En ese instante dirigió una mirada de odio a la mezquita. Aquel que mató a su padre podía estar ahora paseándose por el interior del edificio, creyéndose impune por los crímenes cometidos. A medida que en su mente se formaba ese pensamiento, sus manos se crispaban en un rictus agresivo apretando con fuerza el vaso de cristal.

—Todo está a punto de acabar —aseguró el médico, al percibir el gesto de la mujer—. Mi esposa volverá conmigo, estoy seguro. Y tú podrás enterrar a tus difuntos.

—¿Estás seguro? En la vida real las cosas no son tan fáciles. —Al hablar el labio inferior le temblaba ostentosamente, tal vez por miedo, rabia o dolor—. Aquí no ganan siempre los buenos, doctor.

El médico bajó la cabeza.

—¿Y quiénes son los buenos, Alex? ¿Nosotros? ¿Ellos? ¿Los otros? Tú misma lo acabas de decir, en esta realidad en la que vivimos nadie sabe lo que está mal ni lo que está bien. Todos jugamos a conseguir nuestros propios intereses y basta.

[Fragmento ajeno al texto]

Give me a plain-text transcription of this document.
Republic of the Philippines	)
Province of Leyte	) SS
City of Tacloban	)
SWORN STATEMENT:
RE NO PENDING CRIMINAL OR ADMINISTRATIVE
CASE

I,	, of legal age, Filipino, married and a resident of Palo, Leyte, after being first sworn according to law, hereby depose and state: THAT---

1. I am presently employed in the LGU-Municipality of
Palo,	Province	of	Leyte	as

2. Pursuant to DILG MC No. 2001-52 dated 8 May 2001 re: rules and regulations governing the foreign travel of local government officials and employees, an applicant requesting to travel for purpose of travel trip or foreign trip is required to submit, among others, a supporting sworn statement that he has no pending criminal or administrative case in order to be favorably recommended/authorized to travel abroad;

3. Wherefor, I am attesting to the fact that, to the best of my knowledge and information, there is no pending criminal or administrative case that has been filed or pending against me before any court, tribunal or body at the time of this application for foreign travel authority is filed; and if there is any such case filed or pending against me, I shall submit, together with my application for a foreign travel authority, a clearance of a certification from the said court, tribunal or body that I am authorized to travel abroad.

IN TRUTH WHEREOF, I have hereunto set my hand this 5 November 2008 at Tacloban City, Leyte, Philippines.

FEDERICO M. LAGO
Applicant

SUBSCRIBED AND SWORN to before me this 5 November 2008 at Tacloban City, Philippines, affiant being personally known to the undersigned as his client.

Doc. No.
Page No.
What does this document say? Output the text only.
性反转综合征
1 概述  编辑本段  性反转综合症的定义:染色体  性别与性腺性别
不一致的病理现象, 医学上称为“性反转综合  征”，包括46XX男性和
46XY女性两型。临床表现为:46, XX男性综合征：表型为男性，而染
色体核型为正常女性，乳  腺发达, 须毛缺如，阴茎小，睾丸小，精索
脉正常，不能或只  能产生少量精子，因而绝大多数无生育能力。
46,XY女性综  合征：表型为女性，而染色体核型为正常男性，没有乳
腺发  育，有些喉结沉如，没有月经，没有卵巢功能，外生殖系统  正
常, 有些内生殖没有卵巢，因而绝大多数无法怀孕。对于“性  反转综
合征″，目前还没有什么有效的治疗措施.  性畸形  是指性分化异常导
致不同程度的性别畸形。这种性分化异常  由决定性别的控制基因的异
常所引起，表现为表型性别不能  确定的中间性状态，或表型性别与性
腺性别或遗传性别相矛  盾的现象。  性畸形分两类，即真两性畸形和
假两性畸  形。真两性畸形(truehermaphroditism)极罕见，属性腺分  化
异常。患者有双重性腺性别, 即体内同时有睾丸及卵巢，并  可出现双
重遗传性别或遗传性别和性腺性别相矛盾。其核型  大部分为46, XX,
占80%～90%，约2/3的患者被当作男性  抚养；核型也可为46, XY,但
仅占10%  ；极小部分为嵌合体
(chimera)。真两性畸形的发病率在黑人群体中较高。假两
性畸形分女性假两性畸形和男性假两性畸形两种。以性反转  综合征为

Los dos guardaron silencio. Al poco, el doctor volvió a hablar, esta vez mirando hacia la mezquita.

—En un rato puede que la persona que más quiero en este mundo haya muerto...

Alex lo intentó corregir y el médico se lo impidió.

—No, Alex. Silvia y yo trabajamos mucho antes y después de casarnos, nuestras profesiones nos aislaron de la sociedad. Luego nació David y pareció que todo iría a mejor, pero fue creciendo y cambiando. Yo no supe entenderle, ahora lo comprendo. Le alejé de mí e hice lo mismo con Silvia. Mi orgullo impidió que lo viera claro. Le perdí a él, no sé si vive y no quiere saber nada de nosotros o si ha muerto, y ahora puedo perder a Silvia. —Calló unos segundos y poco después su voz se volvió a oír, aunque muy bajita, casi como si estuviera hablando para sí mismo—. He pasado toda mi vida a su lado... No podría continuar sin ella...

Eran las 10:48 horas. Faltaban doce minutos para el intercambio.

En Nueva York aún no eran las cuatro y media de la madrugada. Azîm el Harrak se sentía ansioso, necesitaba conocer cómo se desarrollaban los preparativos para el operativo. Se levantó cansado, las últimas horas habían sido muy largas para él. Se acercó a la cocina y pulsó el timbre del servicio. En un minuto, cuatro personas corrían con pijama y batín a preparar el desayuno, navegar en Internet para conocer las últimas noticias que pudieran interesar al jefe de Al Qaeda y organizar el despacho.

El terrorista se sentó ante su mesa con un té y unas galletas saladas. Siempre tomaba lo mismo para desayunar desde sus años de estudio en Inglaterra. Echó un vistazo al informe que le pasaban de las noticias en la red. No había nada destacable, por lo menos nada que pudiera hacerle sospechar que las distintas agencias del mundo se habían puesto manos a la obra para atacar sus bases. De momento continuaban a salvo sus entidades financieras, sus casinos, sus hipódromos y sus prostíbulos. Tampoco se habían producido novedades en las mezquitas que controlaba en Oriente Medio, Europa y Norteamérica. Sí le llamó la atención unos manifestantes en Sudamérica. Habían interrumpido los rezos en una de sus mezquitas de Bogotá. Un par de miles de personas protestaban por los continuos ataques dialécticos del imán a su comunidad. Más tarde pondría la atención sobre esa cuestión.